Reputatie verbeteren
Nu de prijs voor het verwijderen van een ton CO2 niet langer buitenaards hoog is, staan de kopers in de rij. Vooral big tech is enthousiast. In mei onthulde Microsoft plannen om meer dan 2,7 miljoen ton koolstof te kopen, die in de loop van tien jaar is afgevangen in biomassacentrales in Denemarken van Orsted, een groot Deens bedrijf voor schone energie. Frontier, een kopersclub met een pot van 1 miljard dollar voor investeringen in koolstofverwijdering, vooral gefinancierd door Alphabet, Meta, Stripe en Shopify, kondigde een overeenkomst van 53 miljoen dollar aan met Charm Industrial. Het bedrijf zal tussen 2024 en 2030 112.000 ton CO2 verwijderen door landbouwafval, dat anders bij ontbinding CO2 zou uitstoten, om te zetten in een olie die ondergronds kan worden opgeslagen.

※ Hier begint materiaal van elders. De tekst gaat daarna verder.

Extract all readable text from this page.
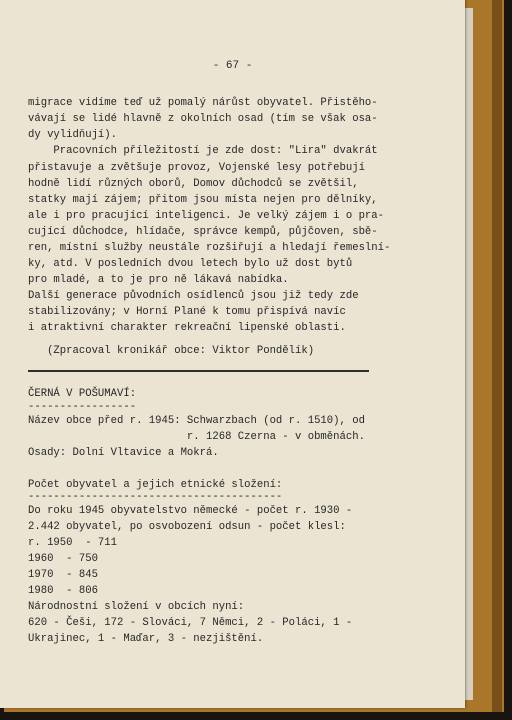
- 67 -
migrace vidíme teď už pomalý nárůst obyvatel. Přistěho-
vávají se lidé hlavně z okolních osad (tím se však osa-
dy vylidňují).
Pracovních příležitostí je zde dost: "Lira" dvakrát
přistavuje a zvětšuje provoz, Vojenské lesy potřebují
hodně lidí různých oborů, Domov důchodců se zvětšil,
statky mají zájem; přitom jsou místa nejen pro dělníky,
ale i pro pracující inteligenci. Je velký zájem i o pra-
cující důchodce, hlídače, správce kempů, půjčoven, sbě-
ren, místní služby neustále rozšiřují a hledají řemeslní-
ky, atd. V posledních dvou letech bylo už dost bytů
pro mladé, a to je pro ně lákavá nabídka.
Další generace původních osídlenců jsou již tedy zde
stabilizovány; v Horní Plané k tomu přispívá navíc
i atraktivní charakter rekreační lipenské oblasti.
(Zpracoval kronikář obce: Viktor Pondělík)
ČERNÁ V POŠUMAVÍ:
-----------------
Název obce před r. 1945: Schwarzbach (od r. 1510), od
r. 1268 Czerna - v obměnách.
Osady: Dolní Vltavice a Mokrá.
Počet obyvatel a jejich etnické složení:
----------------------------------------
Do roku 1945 obyvatelstvo německé - počet r. 1930 -
2.442 obyvatel, po osvobození odsun - počet klesl:
r. 1950  - 711
1960  - 750
1970  - 845
1980  - 806
Národnostní složení v obcích nyní:
620 - Češi, 172 - Slováci, 7 Němci, 2 - Poláci, 1 -
Ukrajinec, 1 - Maďar, 3 - nezjištění.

Misschien is het grootste teken dat de business van koolstofverwijdering potentieel heeft, de omarming ervan door de olie-industrie. Occidental is enthousiast over DAC. ExxonMobil zegt dat het tussen 2022 en 2027 17 miljard dollar zal besteden aan investeringen in lagere emissies. Chevron ontvangt Svante in een van zijn Californische olievelden. De Noorse energiereus Equinor en het Duitse olie- en gasbedrijf Wintershall hebben licenties verkregen om CO2 die door de Duitse industrie is afgevangen, op te slaan in de Noordzee.
Critici beweren dat hun enthousiasme van de oliemaatschappijen voor koolstofverwijdering vooral bedoeld is om hun reputatie te verbeteren, terwijl ze meer ruwe olie oppompen. Daar zit een kern van waarheid in. Maar gezien de dringende noodzaak om zowel koolstof aan de bron af te vangen als omvangrijke negatieve emissies te realiseren, is de bereidwillige betrokkenheid van de grote oliemaatschappijen, met hun enorme kapitaalbudgetten en nuttige expertise in techniek en geologie, toe te juichen.